Tisserand 8
Hênn-fia carcha une phrase, et le silence se fit. Hérissé, pétrifié d’une rage soudaine, Ssdvenna’êk l’assassina du regard. D’une voix haineuse, il siffla une réponse que la blonde interrompit. Il bondit sur ses pieds, poings serrés, un filet de bave goutta d’un croc, tandis que tête basse il écoutait la naine. Ses griffes traversées de spasmes semblaient capables de broyer Hênn-fia, pourtant il ne s’en servait pas.
Ombre observa avec intérêt cette escalade d’hostilité. Ia’kveh approcha, et ajouta de l’huile sur le feu.

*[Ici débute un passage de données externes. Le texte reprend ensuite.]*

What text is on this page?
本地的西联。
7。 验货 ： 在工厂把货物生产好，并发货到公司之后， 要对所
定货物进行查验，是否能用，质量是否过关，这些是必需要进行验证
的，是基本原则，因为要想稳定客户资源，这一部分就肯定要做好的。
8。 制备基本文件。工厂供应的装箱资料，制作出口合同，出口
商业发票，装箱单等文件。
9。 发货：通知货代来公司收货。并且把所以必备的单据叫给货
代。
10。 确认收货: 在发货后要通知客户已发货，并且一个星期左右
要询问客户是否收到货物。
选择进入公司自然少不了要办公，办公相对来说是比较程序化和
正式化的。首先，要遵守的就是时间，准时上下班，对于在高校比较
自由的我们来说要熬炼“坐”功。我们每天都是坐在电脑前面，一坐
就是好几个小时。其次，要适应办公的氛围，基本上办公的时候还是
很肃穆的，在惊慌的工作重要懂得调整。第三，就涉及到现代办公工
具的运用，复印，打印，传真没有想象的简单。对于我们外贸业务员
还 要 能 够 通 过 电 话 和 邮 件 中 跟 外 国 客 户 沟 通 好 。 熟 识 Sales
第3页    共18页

Jusqu’à présent, le tisserand était parvenu à dissimuler une partie de sa colère, quand cette nouvelle indésirable arriva il déploya ses ailes et les étendit de manière à se rendre imposant. Quand il posa les yeux sur Ia’kveh, il releva la tête d’un coup et lui adressa une affreuse mimique qui traduisait toute la haine qu’elle lui inspirait. Puis il s’adressa de nouveau à la guérisseuse, la tête basse, les crocs plus couverts.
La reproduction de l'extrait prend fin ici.